9. Ray Allen – SG /6’5″ /205 lbs /39 years old as of July 20th

  • Stats last season (w/Mia) – 9.6 pts /2.8 rebs /2.0 asts /0.1 blks /0.7 blks /37.5% 3-point FG /12.83 PER

ray allen

Allen has seen it and done it. A lot like Fisher, he’s hit big shots in big moments and won multiple championships. I could definitely see the Thunder make a run at Allen as a shooter off the bench. He’s slowed a bit, but that didn’t stop the Thunder from signing Fisher 3 seasons in a row.

Possible deal from the Thunder: 2 yrs /$5.5 million

10. Shawn Marion – SF /6’7″ /228 lbs /36 years old

  • Stats last season (w/Dal) – 10.4 pts /6.5 rebs /1.6 asts /0.5 blks /1.2 stls /35.8% 3-point FG /13.78 PER

Marion’s best work is behind him, but he would still be a valuable commodity off the bench. His versatility allows him to play and defend multiple positions. And even though his shot mechanics make newborn babies cry, he still sinks his 3’s at a pretty good rate. Marion would be a great mid-season addition and not necessarily a great off-season addition based on the what the Thunder need.
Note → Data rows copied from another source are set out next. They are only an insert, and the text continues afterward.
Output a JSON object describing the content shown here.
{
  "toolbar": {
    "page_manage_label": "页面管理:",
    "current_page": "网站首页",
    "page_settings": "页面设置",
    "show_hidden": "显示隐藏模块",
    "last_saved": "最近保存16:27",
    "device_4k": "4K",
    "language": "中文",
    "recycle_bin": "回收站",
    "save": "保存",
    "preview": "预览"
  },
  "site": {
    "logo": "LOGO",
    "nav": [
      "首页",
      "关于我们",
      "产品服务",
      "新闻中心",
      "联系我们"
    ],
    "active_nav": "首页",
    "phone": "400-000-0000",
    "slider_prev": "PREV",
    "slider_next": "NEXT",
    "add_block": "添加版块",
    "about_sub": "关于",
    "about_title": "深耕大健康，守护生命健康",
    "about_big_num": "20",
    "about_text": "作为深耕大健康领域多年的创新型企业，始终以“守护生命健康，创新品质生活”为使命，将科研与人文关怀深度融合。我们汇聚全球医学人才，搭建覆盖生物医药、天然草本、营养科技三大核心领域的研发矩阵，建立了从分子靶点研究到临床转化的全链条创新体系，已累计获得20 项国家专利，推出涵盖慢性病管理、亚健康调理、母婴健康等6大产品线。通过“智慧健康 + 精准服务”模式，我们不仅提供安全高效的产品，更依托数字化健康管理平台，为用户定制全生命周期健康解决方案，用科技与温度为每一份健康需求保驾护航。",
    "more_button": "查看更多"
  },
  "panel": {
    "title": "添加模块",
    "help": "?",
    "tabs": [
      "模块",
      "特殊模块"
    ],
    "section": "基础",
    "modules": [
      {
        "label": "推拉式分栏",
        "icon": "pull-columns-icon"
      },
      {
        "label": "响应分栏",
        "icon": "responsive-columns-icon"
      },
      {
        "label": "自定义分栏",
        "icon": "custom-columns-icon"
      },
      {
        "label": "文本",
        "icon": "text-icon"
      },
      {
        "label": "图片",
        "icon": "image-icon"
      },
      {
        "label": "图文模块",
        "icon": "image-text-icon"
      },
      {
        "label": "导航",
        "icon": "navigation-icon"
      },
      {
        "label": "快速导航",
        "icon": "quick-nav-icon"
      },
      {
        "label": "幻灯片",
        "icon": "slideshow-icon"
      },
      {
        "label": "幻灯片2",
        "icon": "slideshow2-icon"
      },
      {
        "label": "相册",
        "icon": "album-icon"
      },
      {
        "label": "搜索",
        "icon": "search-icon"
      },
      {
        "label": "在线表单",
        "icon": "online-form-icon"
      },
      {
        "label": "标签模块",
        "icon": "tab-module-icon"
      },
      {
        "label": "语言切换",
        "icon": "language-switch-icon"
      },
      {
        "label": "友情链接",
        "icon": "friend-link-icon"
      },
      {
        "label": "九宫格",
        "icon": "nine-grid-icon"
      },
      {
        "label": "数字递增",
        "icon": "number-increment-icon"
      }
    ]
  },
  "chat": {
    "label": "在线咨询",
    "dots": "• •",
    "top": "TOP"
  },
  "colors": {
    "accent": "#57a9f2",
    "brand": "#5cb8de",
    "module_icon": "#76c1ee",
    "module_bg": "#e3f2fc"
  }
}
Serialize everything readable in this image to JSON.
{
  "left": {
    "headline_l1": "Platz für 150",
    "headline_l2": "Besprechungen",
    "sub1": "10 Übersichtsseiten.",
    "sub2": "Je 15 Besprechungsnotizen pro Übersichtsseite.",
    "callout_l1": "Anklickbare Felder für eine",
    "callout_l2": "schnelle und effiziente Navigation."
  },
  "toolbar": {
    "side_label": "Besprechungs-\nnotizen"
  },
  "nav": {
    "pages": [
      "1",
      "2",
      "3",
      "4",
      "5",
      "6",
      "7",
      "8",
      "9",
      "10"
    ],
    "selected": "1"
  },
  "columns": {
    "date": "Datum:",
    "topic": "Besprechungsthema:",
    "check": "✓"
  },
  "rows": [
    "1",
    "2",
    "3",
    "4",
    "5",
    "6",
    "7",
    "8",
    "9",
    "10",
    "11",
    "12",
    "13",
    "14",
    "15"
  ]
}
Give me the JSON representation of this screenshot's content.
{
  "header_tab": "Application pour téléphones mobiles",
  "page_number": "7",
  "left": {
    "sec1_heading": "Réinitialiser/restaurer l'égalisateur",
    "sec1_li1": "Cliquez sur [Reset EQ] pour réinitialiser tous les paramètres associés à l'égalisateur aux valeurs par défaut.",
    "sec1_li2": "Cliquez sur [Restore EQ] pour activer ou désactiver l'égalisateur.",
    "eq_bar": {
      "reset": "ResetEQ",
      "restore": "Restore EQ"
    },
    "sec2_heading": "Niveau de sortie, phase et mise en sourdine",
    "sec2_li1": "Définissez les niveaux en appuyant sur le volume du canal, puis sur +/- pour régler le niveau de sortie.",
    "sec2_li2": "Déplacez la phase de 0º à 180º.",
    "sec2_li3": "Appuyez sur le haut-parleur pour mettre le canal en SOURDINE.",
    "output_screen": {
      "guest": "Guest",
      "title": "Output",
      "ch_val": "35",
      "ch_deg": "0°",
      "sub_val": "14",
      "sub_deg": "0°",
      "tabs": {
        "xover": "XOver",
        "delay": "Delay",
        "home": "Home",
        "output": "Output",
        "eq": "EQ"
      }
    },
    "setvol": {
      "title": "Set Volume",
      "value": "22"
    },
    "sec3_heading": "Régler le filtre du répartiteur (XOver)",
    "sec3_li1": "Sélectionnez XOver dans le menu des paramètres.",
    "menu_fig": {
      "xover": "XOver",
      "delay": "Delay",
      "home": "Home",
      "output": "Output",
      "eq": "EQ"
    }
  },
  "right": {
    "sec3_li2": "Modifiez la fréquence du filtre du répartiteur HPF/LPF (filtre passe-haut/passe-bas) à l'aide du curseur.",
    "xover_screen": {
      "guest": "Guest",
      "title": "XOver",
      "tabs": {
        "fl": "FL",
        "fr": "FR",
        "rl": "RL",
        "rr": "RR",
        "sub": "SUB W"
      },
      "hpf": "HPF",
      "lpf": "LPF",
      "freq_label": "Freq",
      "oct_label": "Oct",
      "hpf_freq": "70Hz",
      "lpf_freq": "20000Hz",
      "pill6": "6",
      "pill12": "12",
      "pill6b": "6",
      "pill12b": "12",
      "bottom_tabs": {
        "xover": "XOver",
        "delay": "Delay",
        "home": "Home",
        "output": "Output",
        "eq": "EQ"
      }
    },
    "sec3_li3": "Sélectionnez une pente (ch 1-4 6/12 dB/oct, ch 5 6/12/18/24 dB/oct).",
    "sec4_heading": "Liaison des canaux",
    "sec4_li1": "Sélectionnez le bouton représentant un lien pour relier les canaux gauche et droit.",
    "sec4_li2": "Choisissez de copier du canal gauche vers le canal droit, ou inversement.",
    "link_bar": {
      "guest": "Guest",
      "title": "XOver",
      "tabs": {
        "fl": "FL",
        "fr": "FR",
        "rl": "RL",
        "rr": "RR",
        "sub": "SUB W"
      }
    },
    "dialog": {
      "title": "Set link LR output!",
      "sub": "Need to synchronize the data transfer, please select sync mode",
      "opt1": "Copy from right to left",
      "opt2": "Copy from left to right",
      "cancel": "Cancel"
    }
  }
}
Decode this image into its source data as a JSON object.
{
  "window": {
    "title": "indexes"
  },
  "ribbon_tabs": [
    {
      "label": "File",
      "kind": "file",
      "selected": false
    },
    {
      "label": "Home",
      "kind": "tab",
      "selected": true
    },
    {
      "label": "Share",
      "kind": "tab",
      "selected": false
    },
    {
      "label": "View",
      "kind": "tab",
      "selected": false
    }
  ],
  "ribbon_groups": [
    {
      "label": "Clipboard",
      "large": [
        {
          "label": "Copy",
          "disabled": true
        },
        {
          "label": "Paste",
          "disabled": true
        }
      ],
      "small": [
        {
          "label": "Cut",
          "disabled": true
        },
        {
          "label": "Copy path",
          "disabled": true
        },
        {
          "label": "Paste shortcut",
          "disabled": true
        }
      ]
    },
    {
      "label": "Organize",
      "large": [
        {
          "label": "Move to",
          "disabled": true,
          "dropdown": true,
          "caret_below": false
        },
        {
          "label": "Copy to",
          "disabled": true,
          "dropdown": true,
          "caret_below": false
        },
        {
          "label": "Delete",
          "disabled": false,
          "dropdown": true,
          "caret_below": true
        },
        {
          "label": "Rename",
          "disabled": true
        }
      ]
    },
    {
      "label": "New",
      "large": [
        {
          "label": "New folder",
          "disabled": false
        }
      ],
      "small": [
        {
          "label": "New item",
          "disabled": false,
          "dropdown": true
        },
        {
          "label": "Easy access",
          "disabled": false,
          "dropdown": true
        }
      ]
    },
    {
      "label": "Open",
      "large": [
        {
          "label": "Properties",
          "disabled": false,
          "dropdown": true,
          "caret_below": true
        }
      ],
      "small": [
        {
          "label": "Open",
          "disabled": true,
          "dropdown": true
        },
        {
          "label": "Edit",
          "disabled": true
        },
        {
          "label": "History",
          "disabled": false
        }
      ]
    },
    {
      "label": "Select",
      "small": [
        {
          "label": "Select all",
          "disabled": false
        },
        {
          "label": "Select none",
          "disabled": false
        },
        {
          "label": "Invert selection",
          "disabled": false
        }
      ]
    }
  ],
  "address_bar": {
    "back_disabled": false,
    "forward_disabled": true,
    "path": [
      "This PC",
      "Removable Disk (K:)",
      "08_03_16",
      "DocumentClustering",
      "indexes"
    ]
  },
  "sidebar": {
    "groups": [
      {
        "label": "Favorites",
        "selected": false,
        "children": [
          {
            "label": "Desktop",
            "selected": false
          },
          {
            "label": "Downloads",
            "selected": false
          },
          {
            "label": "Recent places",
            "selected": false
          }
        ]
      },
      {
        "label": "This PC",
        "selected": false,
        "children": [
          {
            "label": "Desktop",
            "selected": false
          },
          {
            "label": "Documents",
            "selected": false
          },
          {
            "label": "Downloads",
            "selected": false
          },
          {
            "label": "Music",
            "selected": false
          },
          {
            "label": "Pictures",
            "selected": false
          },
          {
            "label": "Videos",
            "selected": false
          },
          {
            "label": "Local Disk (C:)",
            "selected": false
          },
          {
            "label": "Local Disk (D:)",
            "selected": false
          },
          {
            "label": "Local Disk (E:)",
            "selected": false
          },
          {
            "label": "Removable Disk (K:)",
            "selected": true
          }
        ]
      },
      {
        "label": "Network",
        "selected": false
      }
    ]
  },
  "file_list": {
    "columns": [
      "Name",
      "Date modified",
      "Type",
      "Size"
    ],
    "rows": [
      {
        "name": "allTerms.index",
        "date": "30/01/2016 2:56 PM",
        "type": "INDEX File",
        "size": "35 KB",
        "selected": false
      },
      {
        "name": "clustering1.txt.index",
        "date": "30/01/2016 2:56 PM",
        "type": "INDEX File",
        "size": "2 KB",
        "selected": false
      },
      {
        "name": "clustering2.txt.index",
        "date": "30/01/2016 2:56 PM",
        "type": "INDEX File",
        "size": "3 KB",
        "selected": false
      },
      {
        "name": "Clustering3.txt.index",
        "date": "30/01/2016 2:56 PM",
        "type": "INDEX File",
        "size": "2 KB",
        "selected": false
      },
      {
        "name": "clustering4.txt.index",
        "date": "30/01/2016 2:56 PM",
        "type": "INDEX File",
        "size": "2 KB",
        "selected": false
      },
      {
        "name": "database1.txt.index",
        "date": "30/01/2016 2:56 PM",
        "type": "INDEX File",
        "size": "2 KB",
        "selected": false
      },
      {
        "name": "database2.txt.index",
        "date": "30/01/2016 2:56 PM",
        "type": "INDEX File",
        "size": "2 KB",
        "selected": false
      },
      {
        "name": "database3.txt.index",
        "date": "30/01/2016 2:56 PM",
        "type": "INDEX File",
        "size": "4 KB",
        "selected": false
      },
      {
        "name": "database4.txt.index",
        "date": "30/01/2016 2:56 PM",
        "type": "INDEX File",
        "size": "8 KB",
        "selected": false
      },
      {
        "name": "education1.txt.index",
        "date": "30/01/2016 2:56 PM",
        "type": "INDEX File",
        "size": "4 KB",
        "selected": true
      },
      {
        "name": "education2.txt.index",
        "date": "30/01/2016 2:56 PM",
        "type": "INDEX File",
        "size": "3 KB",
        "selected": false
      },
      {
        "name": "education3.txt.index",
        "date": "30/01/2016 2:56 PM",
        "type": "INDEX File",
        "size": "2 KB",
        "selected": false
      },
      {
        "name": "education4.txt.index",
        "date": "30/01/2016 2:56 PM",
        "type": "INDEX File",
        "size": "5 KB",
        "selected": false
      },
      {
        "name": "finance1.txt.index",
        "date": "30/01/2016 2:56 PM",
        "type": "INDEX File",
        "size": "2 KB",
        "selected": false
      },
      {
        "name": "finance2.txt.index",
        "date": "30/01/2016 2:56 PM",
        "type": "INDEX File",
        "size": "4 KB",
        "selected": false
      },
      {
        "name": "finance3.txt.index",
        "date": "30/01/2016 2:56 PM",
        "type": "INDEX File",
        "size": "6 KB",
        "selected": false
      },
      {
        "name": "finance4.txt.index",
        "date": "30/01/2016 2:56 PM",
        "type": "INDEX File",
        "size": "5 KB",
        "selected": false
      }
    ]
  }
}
Possible deal from the Thunder: 2 yrs /$7 million

The Thunder have a little bit more money under the tax line this offseason, but nothing to necessarily write home about. Something to look out for though: The Thunder may go over the tax line during this free agency period if they have a plan in place to trade Perkins or Collison at the trade deadline. Remember, a team has be under the tax line by June 30th. With the Thunder’s penchant for looking for bargain, look for them to sign Miles (as a starting SG) and sign a veteran shooter (either Allen or Carter). Also, as much as I would love it, the Gasol signing is a pipe dream. Unless Ibaka says something great in Spanish and convinces Gasol to sign with the Thunder for under market value, we will go into the season with Ibaka and Perkins as our starting front court. As I mentioned in the draft postscript, the Thunder have a lot of what they need already on the roster. They could possibly just sign a veteran shooter and go with Jackson, Jones, Roberson, or Lamb as the starting SG.